Among tid-bits and pieces learned, I heard about various crimes, substance abuses, and other degrees of personal judgement. All stuff I did not need to know, and things I am certain would be considered hurtful to the owners of said gossip, but stuff that was gleefully passed to me, a new-comer who has only resided here for three years.
So what I am wondering is, is it safe to say that the elephant might be things that we won't acknowledge within our personal environs, but things which become owned and discussed inappropriately in the public realm? Posted by HC Park
Someone told me not too long ago that blogging was a good idea. I am dubious, but now that I have more time on my hands, I figure it can't do too much harm. Herein lays the challenge in relying on conventional representations to express ideas. We must all agree on what that initial information must be. So my challenge becomes how do I make succinct little expressions that are accurate and read conclusively to the ideas I want to express?
Sketchbooks are usually visual diaries. Journals for brainstorming, experimenting and developing our thoughts and methods with the end goal being some other project or final piece. I had an art teacher in high school (I cannot remember which one but probably Mrs. Freger) who cautioned us from becoming too attached to the pages of our sketch books. I used to draw very precisely and carefully, always only on one side of each page, rendering still lives and the human figure meticulously. I was so proud of this hard bound book, but when I showed my teacher, she criticized the scores of blank pages and the overly rendered objects within. The ego blows came early, and never seem to cease but I can usually look back to find the lesson inherent in each ache.
In this case, it was a caution to not take myself, or my sketchbook, too seriously. The danger in this being that potential trap of getting stuck between two pages with no room to move. Not to mention, if I can't get off the pages of a book and into a larger space, I will not have the space to grow.

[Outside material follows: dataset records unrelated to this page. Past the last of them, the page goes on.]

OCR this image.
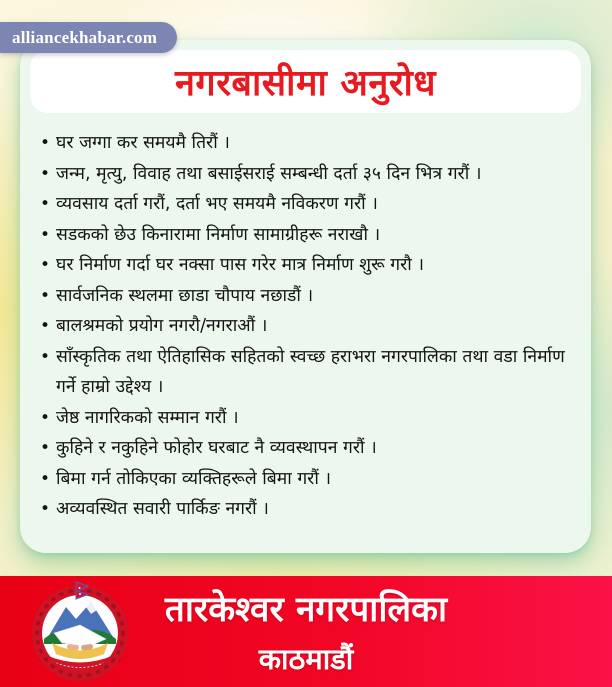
alliancekhabar.com
नगरबासीमा अनुरोध
• घर जग्गा कर समयमै तिरौं ।
• जन्म, मृत्यु, विवाह तथा बसाईसराई सम्बन्धी दर्ता ३५ दिन भित्र गरौं ।
• व्यवसाय दर्ता गरौं, दर्ता भए समयमै नविकरण गरौं ।
• सडकको छेउ किनारामा निर्माण सामाग्रीहरू नराखौ ।
• घर निर्माण गर्दा घर नक्सा पास गरेर मात्र निर्माण शुरू गरौ ।
• सार्वजनिक स्थलमा छाडा चौपाय नछाडौं ।
• बालश्रमको प्रयोग नगरौ/नगराऔं ।
• साँस्कृतिक तथा ऐतिहासिक सहितको स्वच्छ हराभरा नगरपालिका तथा वडा निर्माण गर्ने हाम्रो उद्देश्य ।
• जेष्ठ नागरिकको सम्मान गरौं ।
• कुहिने र नकुहिने फोहोर घरबाट नै व्यवस्थापन गरौं ।
• बिमा गर्न तोकिएका व्यक्तिहरूले बिमा गरौं ।
• अव्यवस्थित सवारी पार्किङ नगरौं ।
तारकेश्वर नगरपालिका
काठमाडौं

Now I tend not to keep sketchbooks as a general practice any more. Depending on what medium I am working in, I will sketch directly onto the canvas, make a sequence of images until it is right or work in multiple layers. This is a form of journaling I suppose, but I might benefit from rediscovering the practice of keeping a bound space to jot down ideas without being forced to commit to the project before I know what it is, or else covering all the tracks of my process.